Distinct nongenomic signal transduction pathways controlled by 17beta-estradiol regulate DNA synthesis and cyclin D(1) gene transcription in HepG2 cells.

Abstract

Estrogens induce cell proliferation in target tissues by stimulating progression through the G1 phase of the cell cycle. Activation of cyclin D(1) gene expression is a critical feature of this hormonal action. The existence of rapid/nongenomic estradiol-regulated protein kinase C (PKC-alpha) and extracellular signal-regulated kinase (ERK) signal transduction pathways, their cross talk, and role played in DNA synthesis and cyclin D(1) gene transcription have been studied herein in human hepatoma HepG2 cells. 17Beta-estradiol was found to rapidly activate PKC-alpha translocation and ERK-2/mitogen-activated protein kinase phosphorylation in this cell line. These actions were independent of each other, preceding the increase of thymidine incorporation into DNA and cyclin D(1) expression, and did not involve DNA binding by estrogen receptor.

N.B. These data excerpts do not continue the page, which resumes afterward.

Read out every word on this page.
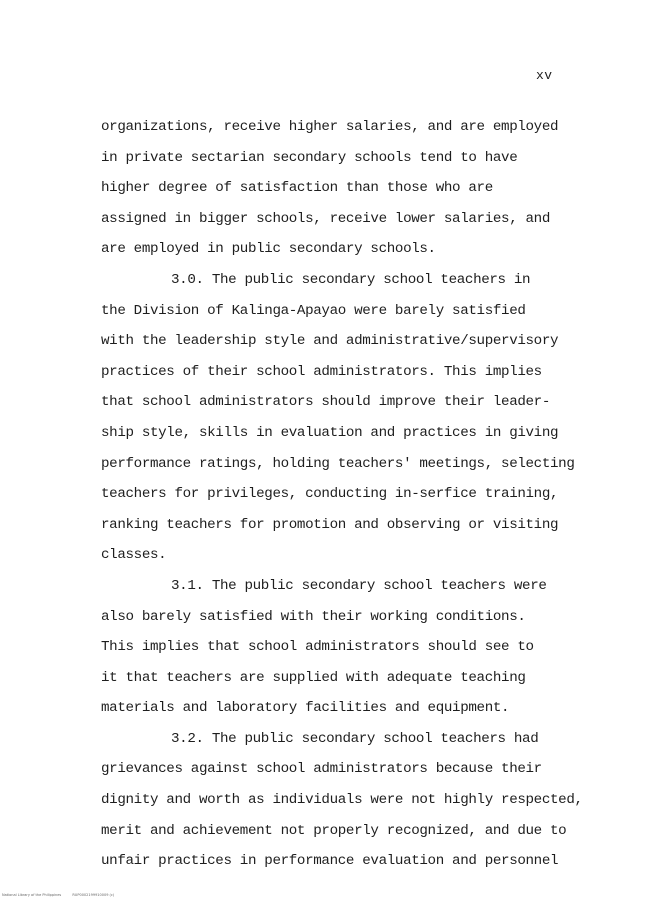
xv
organizations, receive higher salaries, and are employed
in private sectarian secondary schools tend to have
higher degree of satisfaction than those who are
assigned in bigger schools, receive lower salaries, and
are employed in public secondary schools.
3.0. The public secondary school teachers in
the Division of Kalinga-Apayao were barely satisfied
with the leadership style and administrative/supervisory
practices of their school administrators. This implies
that school administrators should improve their leader-
ship style, skills in evaluation and practices in giving
performance ratings, holding teachers' meetings, selecting
teachers for privileges, conducting in-serfice training,
ranking teachers for promotion and observing or visiting
classes.
3.1. The public secondary school teachers were
also barely satisfied with their working conditions.
This implies that school administrators should see to
it that teachers are supplied with adequate teaching
materials and laboratory facilities and equipment.
3.2. The public secondary school teachers had
grievances against school administrators because their
dignity and worth as individuals were not highly respected,
merit and achievement not properly recognized, and due to
unfair practices in performance evaluation and personnel
National Library of the Philippines	RUP0002199910009 (c)
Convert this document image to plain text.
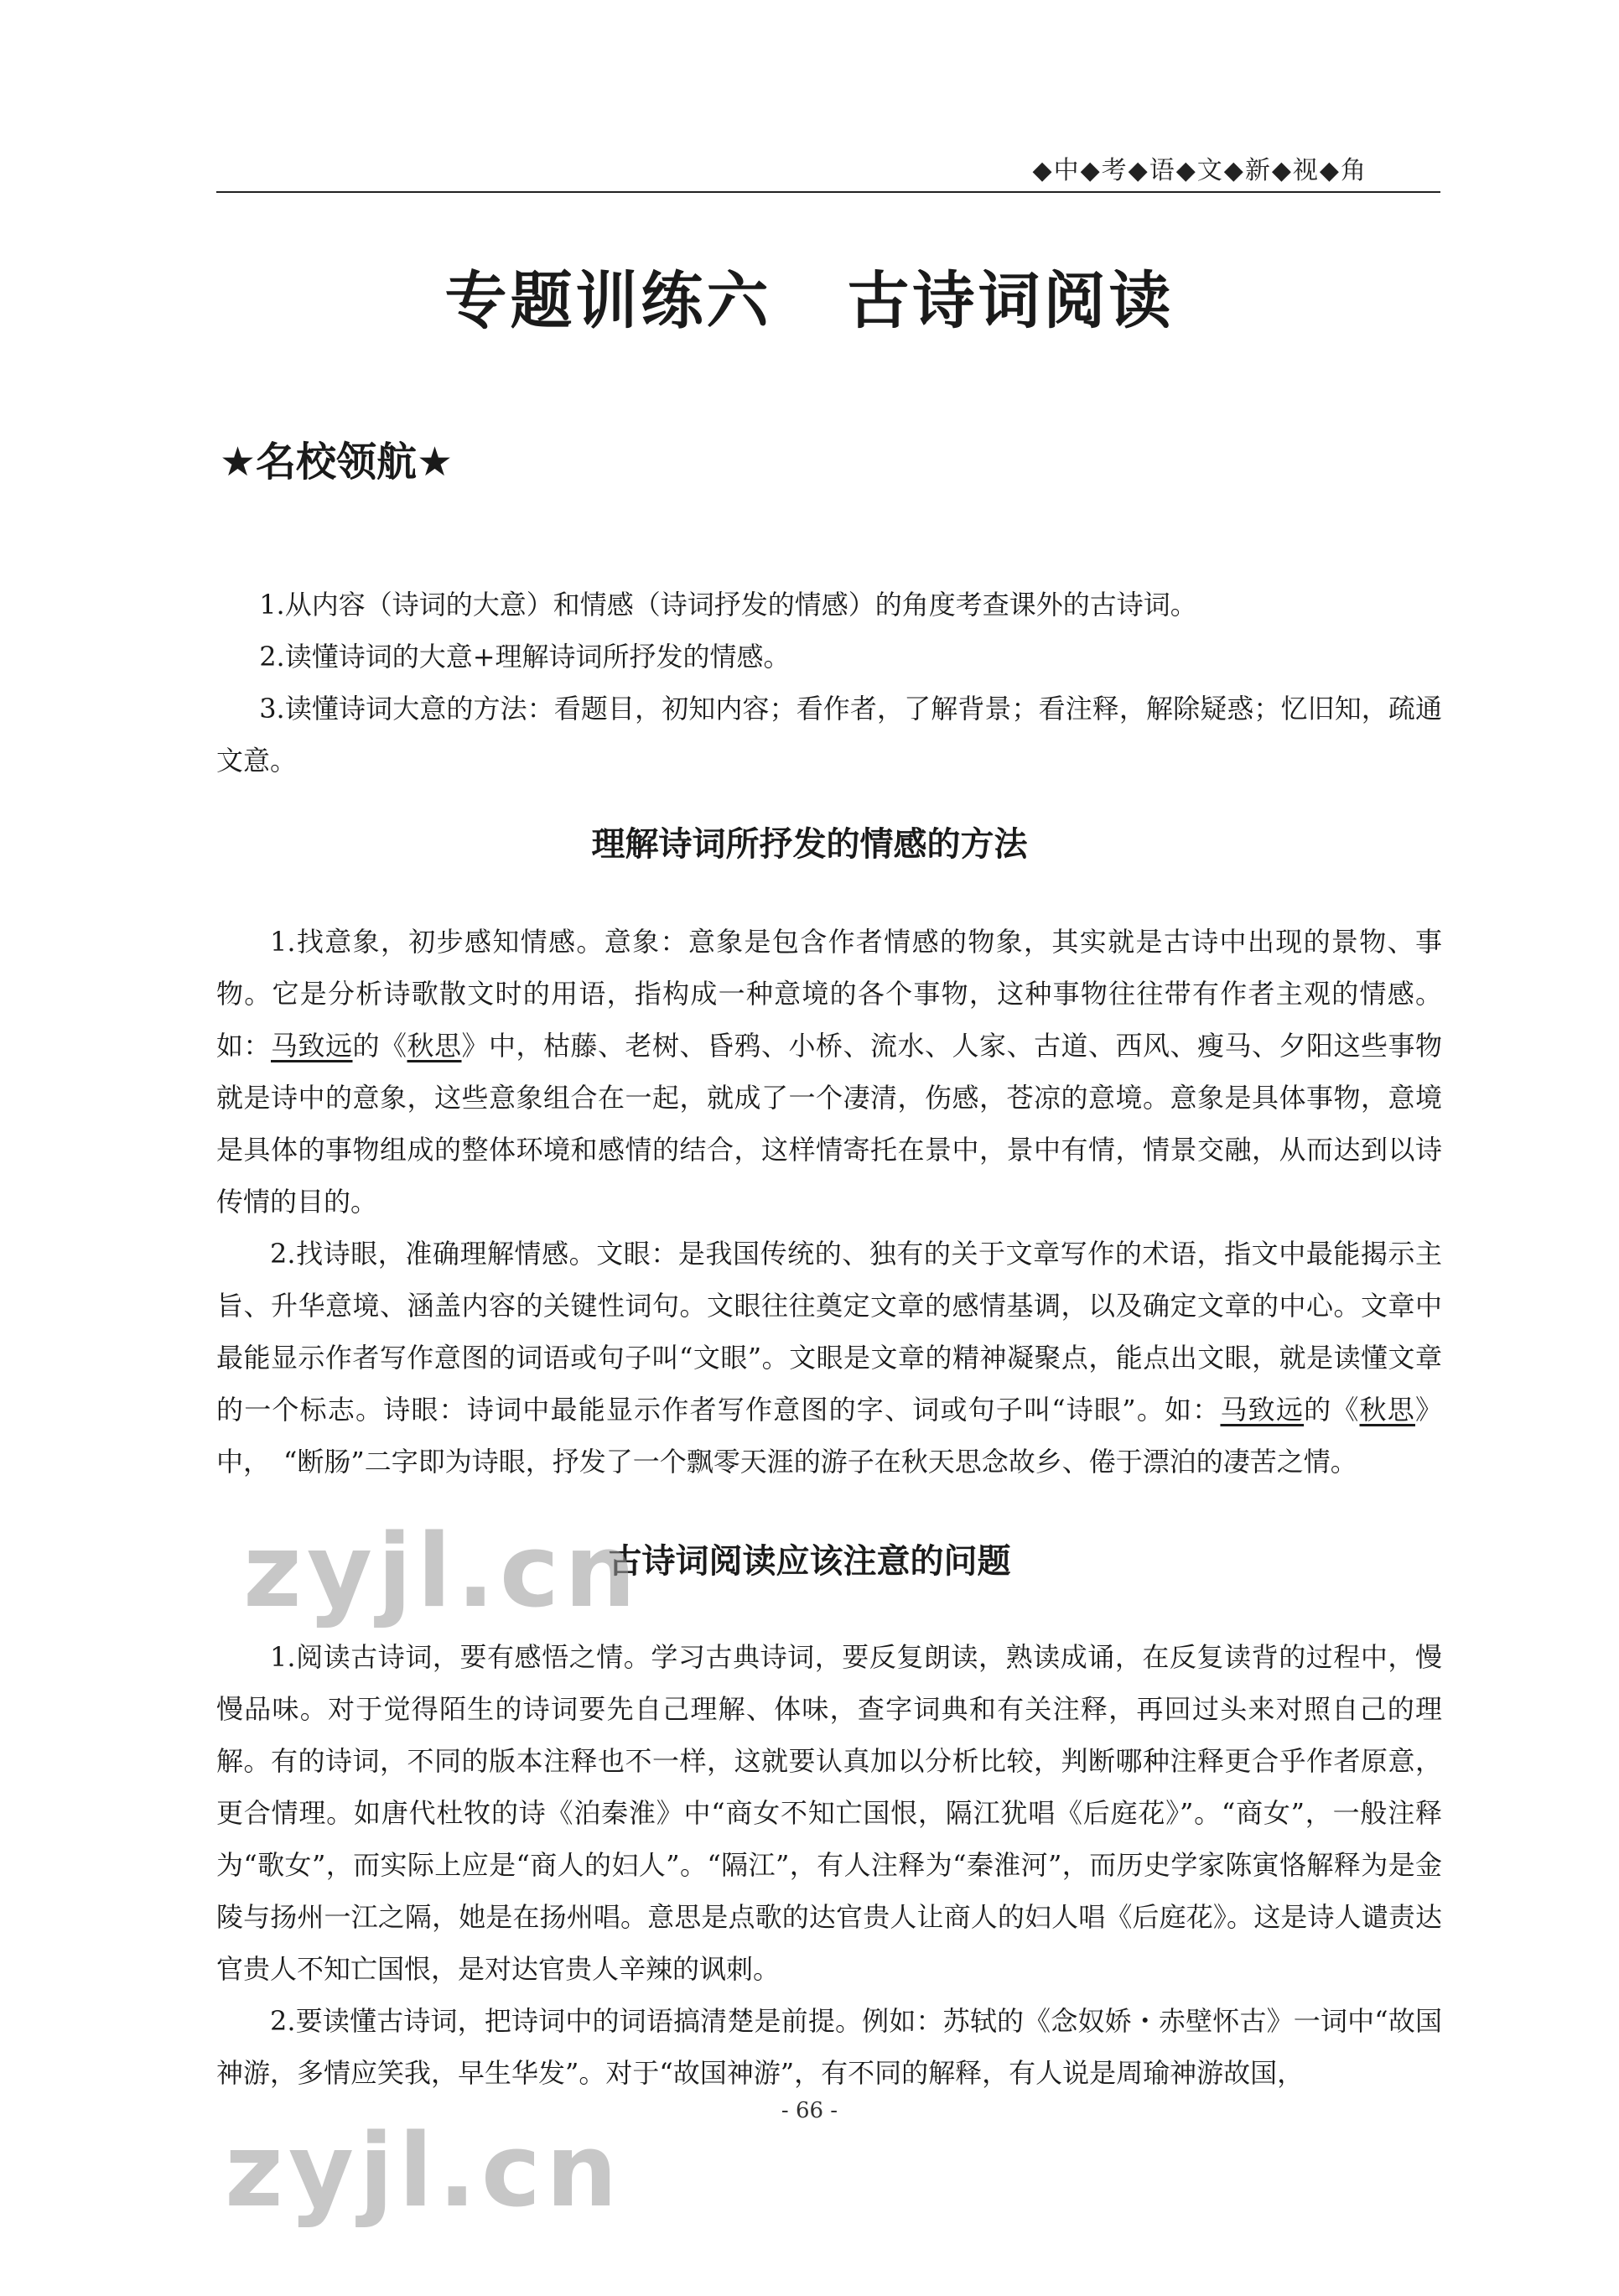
◆中◆考◆语◆文◆新◆视◆角
专题训练六 古诗词阅读
★名校领航★

1.从内容（诗词的大意）和情感（诗词抒发的情感）的角度考查课外的古诗词。

2.读懂诗词的大意+理解诗词所抒发的情感。

3.读懂诗词大意的方法：看题目，初知内容；看作者，了解背景；看注释，解除疑惑；忆旧知，疏通文意。

理解诗词所抒发的情感的方法

1.找意象，初步感知情感。意象：意象是包含作者情感的物象，其实就是古诗中出现的景物、事物。它是分析诗歌散文时的用语，指构成一种意境的各个事物，这种事物往往带有作者主观的情感。如：马致远的《秋思》中，枯藤、老树、昏鸦、小桥、流水、人家、古道、西风、瘦马、夕阳这些事物就是诗中的意象，这些意象组合在一起，就成了一个凄清，伤感，苍凉的意境。意象是具体事物，意境是具体的事物组成的整体环境和感情的结合，这样情寄托在景中，景中有情，情景交融，从而达到以诗传情的目的。

2.找诗眼，准确理解情感。文眼：是我国传统的、独有的关于文章写作的术语，指文中最能揭示主旨、升华意境、涵盖内容的关键性词句。文眼往往奠定文章的感情基调，以及确定文章的中心。文章中最能显示作者写作意图的词语或句子叫“文眼”。文眼是文章的精神凝聚点，能点出文眼，就是读懂文章的一个标志。诗眼：诗词中最能显示作者写作意图的字、词或句子叫“诗眼”。如：马致远的《秋思》中，　“断肠”二字即为诗眼，抒发了一个飘零天涯的游子在秋天思念故乡、倦于漂泊的凄苦之情。

古诗词阅读应该注意的问题

1.阅读古诗词，要有感悟之情。学习古典诗词，要反复朗读，熟读成诵，在反复读背的过程中，慢慢品味。对于觉得陌生的诗词要先自己理解、体味，查字词典和有关注释，再回过头来对照自己的理解。有的诗词，不同的版本注释也不一样，这就要认真加以分析比较，判断哪种注释更合乎作者原意，更合情理。如唐代杜牧的诗《泊秦淮》中“商女不知亡国恨，隔江犹唱《后庭花》”。“商女”，一般注释为“歌女”，而实际上应是“商人的妇人”。“隔江”，有人注释为“秦淮河”，而历史学家陈寅恪解释为是金陵与扬州一江之隔，她是在扬州唱。意思是点歌的达官贵人让商人的妇人唱《后庭花》。这是诗人谴责达官贵人不知亡国恨，是对达官贵人辛辣的讽刺。

2.要读懂古诗词，把诗词中的词语搞清楚是前提。例如：苏轼的《念奴娇・赤壁怀古》一词中“故国神游，多情应笑我，早生华发”。对于“故国神游”，有不同的解释，有人说是周瑜神游故国，

- 66 -
zyjl.cn
zyjl.cn
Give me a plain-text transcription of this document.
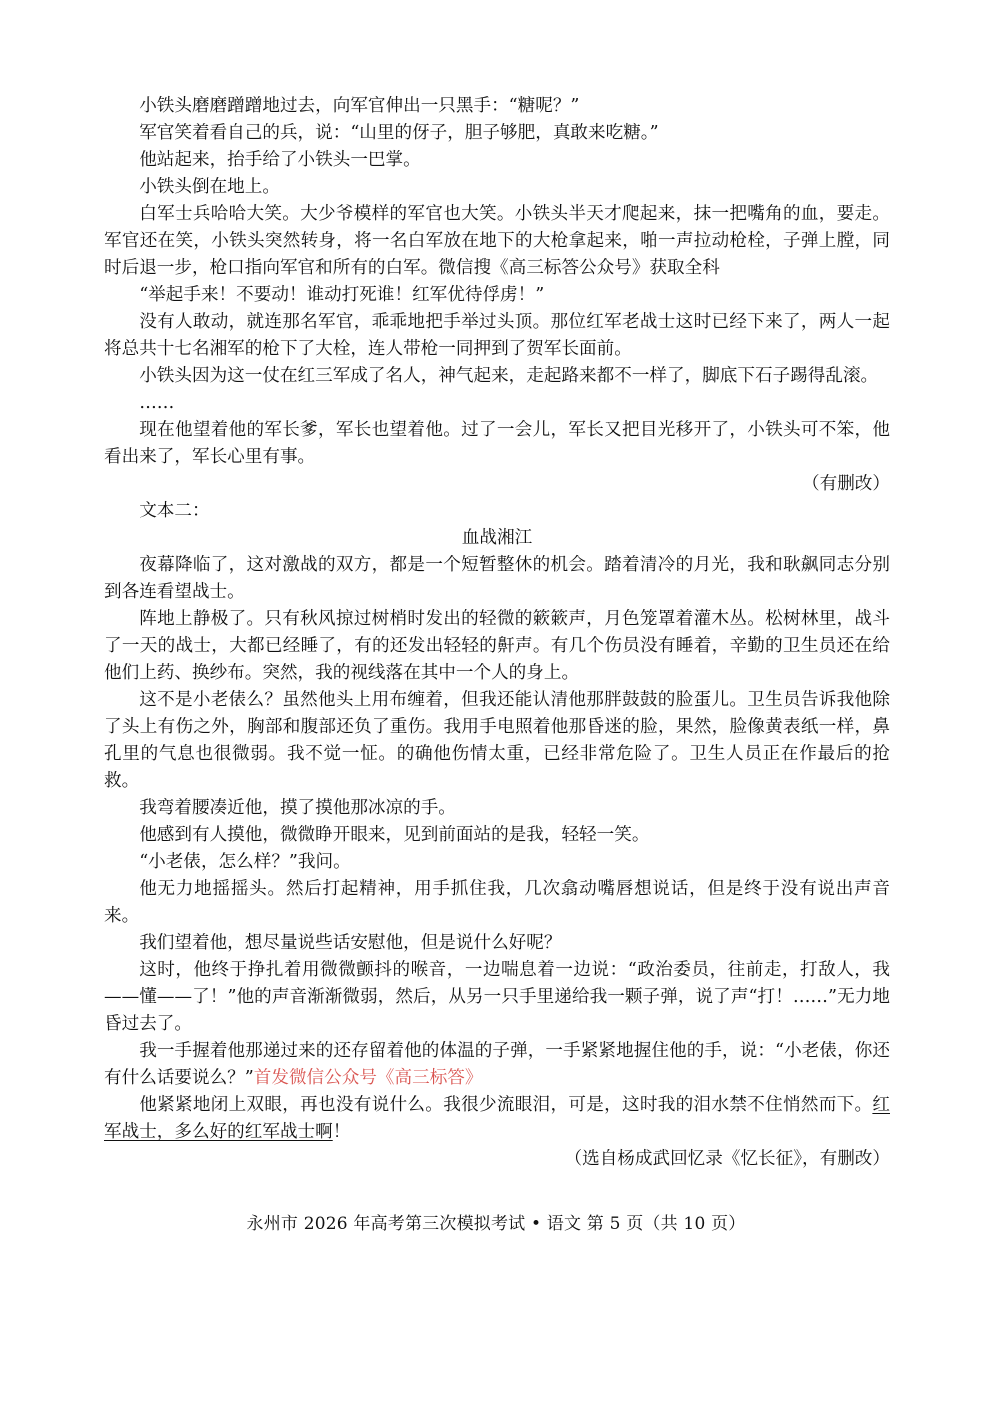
小铁头磨磨蹭蹭地过去，向军官伸出一只黑手：“糖呢？”

军官笑着看自己的兵，说：“山里的伢子，胆子够肥，真敢来吃糖。”

他站起来，抬手给了小铁头一巴掌。

小铁头倒在地上。

白军士兵哈哈大笑。大少爷模样的军官也大笑。小铁头半天才爬起来，抹一把嘴角的血，要走。军官还在笑，小铁头突然转身，将一名白军放在地下的大枪拿起来，啪一声拉动枪栓，子弹上膛，同时后退一步，枪口指向军官和所有的白军。微信搜《高三标答公众号》获取全科

“举起手来！不要动！谁动打死谁！红军优待俘虏！”

没有人敢动，就连那名军官，乖乖地把手举过头顶。那位红军老战士这时已经下来了，两人一起将总共十七名湘军的枪下了大栓，连人带枪一同押到了贺军长面前。

小铁头因为这一仗在红三军成了名人，神气起来，走起路来都不一样了，脚底下石子踢得乱滚。

……

现在他望着他的军长爹，军长也望着他。过了一会儿，军长又把目光移开了，小铁头可不笨，他看出来了，军长心里有事。

（有删改）

文本二：

血战湘江

夜幕降临了，这对激战的双方，都是一个短暂整休的机会。踏着清冷的月光，我和耿飙同志分别到各连看望战士。

阵地上静极了。只有秋风掠过树梢时发出的轻微的簌簌声，月色笼罩着灌木丛。松树林里，战斗了一天的战士，大都已经睡了，有的还发出轻轻的鼾声。有几个伤员没有睡着，辛勤的卫生员还在给他们上药、换纱布。突然，我的视线落在其中一个人的身上。

这不是小老俵么？虽然他头上用布缠着，但我还能认清他那胖鼓鼓的脸蛋儿。卫生员告诉我他除了头上有伤之外，胸部和腹部还负了重伤。我用手电照着他那昏迷的脸，果然，脸像黄表纸一样，鼻孔里的气息也很微弱。我不觉一怔。的确他伤情太重，已经非常危险了。卫生人员正在作最后的抢救。

我弯着腰凑近他，摸了摸他那冰凉的手。

他感到有人摸他，微微睁开眼来，见到前面站的是我，轻轻一笑。

“小老俵，怎么样？”我问。

他无力地摇摇头。然后打起精神，用手抓住我，几次翕动嘴唇想说话，但是终于没有说出声音来。

我们望着他，想尽量说些话安慰他，但是说什么好呢？

这时，他终于挣扎着用微微颤抖的喉音，一边喘息着一边说：“政治委员，往前走，打敌人，我——懂——了！”他的声音渐渐微弱，然后，从另一只手里递给我一颗子弹，说了声“打！……”无力地昏过去了。

我一手握着他那递过来的还存留着他的体温的子弹，一手紧紧地握住他的手，说：“小老俵，你还有什么话要说么？”首发微信公众号《高三标答》

他紧紧地闭上双眼，再也没有说什么。我很少流眼泪，可是，这时我的泪水禁不住悄然而下。红军战士，多么好的红军战士啊！

（选自杨成武回忆录《忆长征》，有删改）

永州市 2026 年高考第三次模拟考试 • 语文 第 5 页（共 10 页）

The results obtained with specific inhibitors indicated that PKC-alpha pathway is necessary to mediate the estradiol-induced G1-S progression of HepG2 cells, but it does not exert any effect(s) on cyclin D(1) gene expression. On the contrary, ERK-2 cascade was strongly involved in both G1-S progression and cyclin D(1) gene transcription. Deletion of its activating protein-1 responsive element motif resulted in attenuation of cyclin D(1) promoter responsiveness to estrogen. These results indicate that estrogen-induced cyclin D(1) transcription can occur in HepG2 cells independently of the transcriptional activity of estrogen receptor, sustaining the pivotal role played by nongenomic pathways of estrogen action in hormone-induced proliferation.